How Shoes are Made Video
How Shoes Are Made Video:
I found this video on YouTube. It’s a quick walk down a typical shoe assembly line. This is a very small, one-line factory, which is not the typical size of a modern shoe factory. The shoes being made in the video are for a local Asian footwear brand. The process they use is exactly the same as Nike uses to manufacture their shoes. In the video, it is difficult to see what’s going on so I have detailed a few of the steps in the process for you here. The video picks up at the start of the shoe assembly line, the uppers are already stitched and stacked waiting for final assembly.
The Start of the Shoe Assembly Line Video:
This video does not clearly show the lasts being inserted but you can see the shoe coming out of the first “shrinking” heat tunnel. The heat helps dry the steamed shoe uppers. Once out of the tunnel, the lasting machine operator gives the shoe a quick squeeze. This machine is the same type used for board lasting and can be set up to stretch a shoe upper down tight onto the shoe last. A heel lasting machine can be used on the back of the shoe. I don’t see this heel lasting machine on this shoe assembly line.
The next operation happens fast.
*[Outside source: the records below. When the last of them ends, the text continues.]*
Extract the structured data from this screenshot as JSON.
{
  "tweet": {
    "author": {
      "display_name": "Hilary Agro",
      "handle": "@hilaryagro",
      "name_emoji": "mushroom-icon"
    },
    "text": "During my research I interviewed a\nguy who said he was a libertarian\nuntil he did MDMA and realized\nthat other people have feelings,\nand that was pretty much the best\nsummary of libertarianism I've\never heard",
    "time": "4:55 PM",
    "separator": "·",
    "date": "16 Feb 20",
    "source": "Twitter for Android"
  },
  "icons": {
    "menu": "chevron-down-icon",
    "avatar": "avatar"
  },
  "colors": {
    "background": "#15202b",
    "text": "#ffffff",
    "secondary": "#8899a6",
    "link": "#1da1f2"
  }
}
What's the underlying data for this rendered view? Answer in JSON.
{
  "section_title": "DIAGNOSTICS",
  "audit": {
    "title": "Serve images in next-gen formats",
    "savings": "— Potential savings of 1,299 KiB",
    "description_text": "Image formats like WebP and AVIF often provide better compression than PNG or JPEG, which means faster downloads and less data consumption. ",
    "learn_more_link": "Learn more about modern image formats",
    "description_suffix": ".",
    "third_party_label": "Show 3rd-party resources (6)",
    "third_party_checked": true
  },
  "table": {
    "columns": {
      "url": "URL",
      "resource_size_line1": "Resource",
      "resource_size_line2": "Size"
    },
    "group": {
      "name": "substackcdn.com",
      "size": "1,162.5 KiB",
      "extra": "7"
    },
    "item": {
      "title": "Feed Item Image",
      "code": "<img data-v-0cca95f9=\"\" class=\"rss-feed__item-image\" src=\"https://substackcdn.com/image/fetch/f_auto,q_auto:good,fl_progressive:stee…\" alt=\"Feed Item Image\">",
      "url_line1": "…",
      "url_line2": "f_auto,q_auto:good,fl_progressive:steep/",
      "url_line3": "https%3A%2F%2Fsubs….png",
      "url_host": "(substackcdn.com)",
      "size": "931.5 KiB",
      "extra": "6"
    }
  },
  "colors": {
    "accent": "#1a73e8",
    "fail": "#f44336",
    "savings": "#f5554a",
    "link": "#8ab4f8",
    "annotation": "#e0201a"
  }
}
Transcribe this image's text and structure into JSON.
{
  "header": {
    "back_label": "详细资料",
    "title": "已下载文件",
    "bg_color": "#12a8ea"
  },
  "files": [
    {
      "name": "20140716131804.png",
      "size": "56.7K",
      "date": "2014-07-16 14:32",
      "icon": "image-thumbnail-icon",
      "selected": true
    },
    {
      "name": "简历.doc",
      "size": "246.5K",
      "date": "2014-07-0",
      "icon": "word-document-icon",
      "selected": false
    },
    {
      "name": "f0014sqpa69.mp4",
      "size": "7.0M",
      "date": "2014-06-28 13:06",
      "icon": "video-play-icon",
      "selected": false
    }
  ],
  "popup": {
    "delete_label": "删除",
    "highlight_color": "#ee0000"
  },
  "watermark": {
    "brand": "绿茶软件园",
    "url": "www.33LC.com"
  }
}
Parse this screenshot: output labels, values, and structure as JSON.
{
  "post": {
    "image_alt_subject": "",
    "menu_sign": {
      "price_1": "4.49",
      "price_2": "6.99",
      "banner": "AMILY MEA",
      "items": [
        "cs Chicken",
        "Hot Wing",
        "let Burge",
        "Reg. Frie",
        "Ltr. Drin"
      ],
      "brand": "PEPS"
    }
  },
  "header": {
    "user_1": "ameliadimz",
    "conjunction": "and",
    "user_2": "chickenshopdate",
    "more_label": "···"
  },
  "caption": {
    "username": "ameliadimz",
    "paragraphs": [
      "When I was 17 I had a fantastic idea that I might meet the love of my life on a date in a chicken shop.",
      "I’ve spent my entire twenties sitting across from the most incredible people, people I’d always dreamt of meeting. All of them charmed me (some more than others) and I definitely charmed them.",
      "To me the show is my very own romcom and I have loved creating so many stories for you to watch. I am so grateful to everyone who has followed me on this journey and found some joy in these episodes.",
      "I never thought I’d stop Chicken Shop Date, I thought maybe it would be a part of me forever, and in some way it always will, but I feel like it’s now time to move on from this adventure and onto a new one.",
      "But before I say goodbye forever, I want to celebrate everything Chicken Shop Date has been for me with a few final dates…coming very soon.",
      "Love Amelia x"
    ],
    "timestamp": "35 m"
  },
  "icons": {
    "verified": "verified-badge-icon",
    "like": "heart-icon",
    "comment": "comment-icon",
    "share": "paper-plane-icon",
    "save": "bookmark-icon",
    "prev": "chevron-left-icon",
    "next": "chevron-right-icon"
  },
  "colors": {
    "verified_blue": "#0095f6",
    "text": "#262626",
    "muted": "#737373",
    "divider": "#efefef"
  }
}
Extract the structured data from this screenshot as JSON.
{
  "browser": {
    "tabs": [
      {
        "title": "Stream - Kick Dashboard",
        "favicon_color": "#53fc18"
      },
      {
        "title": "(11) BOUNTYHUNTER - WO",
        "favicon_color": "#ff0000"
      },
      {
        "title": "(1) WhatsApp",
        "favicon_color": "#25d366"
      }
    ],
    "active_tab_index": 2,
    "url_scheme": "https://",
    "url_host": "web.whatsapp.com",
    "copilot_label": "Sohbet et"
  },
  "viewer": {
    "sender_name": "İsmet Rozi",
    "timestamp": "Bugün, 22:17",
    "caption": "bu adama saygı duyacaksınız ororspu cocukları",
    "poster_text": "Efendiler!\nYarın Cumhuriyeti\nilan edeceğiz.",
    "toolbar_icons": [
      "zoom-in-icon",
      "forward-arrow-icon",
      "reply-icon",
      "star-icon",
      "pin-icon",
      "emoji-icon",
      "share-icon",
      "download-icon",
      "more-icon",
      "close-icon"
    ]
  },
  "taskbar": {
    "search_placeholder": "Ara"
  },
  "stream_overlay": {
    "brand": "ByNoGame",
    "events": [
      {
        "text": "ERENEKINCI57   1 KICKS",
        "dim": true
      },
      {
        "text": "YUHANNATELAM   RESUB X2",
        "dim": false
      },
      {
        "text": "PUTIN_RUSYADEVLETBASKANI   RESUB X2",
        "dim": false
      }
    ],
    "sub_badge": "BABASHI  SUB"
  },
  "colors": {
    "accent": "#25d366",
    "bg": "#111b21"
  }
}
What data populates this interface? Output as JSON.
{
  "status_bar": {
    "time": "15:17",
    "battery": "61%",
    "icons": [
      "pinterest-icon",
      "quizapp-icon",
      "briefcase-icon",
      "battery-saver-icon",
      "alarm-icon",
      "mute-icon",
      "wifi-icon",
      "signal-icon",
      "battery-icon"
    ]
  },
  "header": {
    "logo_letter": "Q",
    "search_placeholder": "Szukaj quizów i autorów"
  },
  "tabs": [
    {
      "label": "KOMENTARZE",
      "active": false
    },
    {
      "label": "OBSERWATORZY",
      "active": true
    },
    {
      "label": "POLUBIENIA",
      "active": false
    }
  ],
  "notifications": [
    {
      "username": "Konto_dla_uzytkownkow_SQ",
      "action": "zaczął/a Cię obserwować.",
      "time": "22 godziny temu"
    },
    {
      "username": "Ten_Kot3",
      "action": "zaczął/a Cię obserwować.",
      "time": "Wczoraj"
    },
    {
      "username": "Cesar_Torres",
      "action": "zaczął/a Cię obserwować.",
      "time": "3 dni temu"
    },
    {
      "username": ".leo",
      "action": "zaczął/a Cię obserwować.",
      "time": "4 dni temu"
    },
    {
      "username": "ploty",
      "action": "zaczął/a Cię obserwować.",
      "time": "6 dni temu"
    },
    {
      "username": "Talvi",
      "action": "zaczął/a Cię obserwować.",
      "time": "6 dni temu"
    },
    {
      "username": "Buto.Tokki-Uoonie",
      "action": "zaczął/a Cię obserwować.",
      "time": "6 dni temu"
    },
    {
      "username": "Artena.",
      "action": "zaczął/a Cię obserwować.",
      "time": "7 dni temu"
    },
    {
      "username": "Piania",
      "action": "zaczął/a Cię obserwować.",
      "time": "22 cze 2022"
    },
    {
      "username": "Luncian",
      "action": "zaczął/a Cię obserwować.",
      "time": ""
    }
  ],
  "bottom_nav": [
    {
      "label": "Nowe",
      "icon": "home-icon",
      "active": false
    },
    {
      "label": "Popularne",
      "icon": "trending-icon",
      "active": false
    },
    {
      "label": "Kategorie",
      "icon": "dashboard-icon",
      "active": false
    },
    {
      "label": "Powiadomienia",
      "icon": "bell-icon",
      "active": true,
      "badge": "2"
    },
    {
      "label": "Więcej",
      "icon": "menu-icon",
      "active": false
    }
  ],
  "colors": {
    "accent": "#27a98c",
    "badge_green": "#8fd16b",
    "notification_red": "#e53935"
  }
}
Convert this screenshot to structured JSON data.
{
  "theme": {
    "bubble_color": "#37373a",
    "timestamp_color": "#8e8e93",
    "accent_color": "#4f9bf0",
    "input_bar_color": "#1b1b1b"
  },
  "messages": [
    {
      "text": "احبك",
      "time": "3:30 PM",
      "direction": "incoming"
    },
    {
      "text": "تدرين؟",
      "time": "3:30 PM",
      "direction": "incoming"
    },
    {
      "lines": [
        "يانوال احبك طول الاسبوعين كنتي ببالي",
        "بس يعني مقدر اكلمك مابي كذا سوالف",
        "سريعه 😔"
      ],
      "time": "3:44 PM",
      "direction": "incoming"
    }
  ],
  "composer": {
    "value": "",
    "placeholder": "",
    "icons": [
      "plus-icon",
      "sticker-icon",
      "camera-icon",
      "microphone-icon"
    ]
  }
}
The worker pulls a shoe off the line and matches it to the correct size outsole. A foot-activated press holds the shoe down while she marks the top edge of the molded EVA midsole with a pen. This mark is called the glue line. In this case, the line is a guide for the workers at the cementing work station. If this shoe required roughing, the workers with the buffing tools would follow the same line before the primer and glue are applied.
Next, you see the workers apply the primer and cement to the uppers and the shoe outsoles. The outsoles and uppers are on opposite sides of the assembly line. This allows the workers to apply different compounds of primer and glue to each part. The outsole requires a different primer for a strong bond.
Once the primer and cement are dry, the parts can be assembled. The worker matches the correct size outsole with the upper and then presses them together by hand. He carefully but quickly aligns them, starting at the toe to make sure it’s centered. Next, the worker will flip the shoe and set the heel into position. The cement is dry but tacky so it can be repositioned without affecting the final bonding strength.
A metal or plastic tool is used to make sure the midsole follows the glue line and confirm the edges are straight. This tool can also be used to remove air bubbles or unroll any tucked edges on the midsole.
To speed set the glue bond the shoe is cooled in a chilling tunnel. To ensure the outsole and upper have complete contact, the shoe will go through three pressing operations. The downward press, the side press, and the toe and heel press. These pressing surfaces must be clean and smooth so as not to damage or soil the assembled shoe. The bottom press should be made with a matching negative casting of the outsole or a contoured pressing plate to ensure the arch area is fully pressed.
After pressing, it’s time to remove the shoe last and insert the footbed.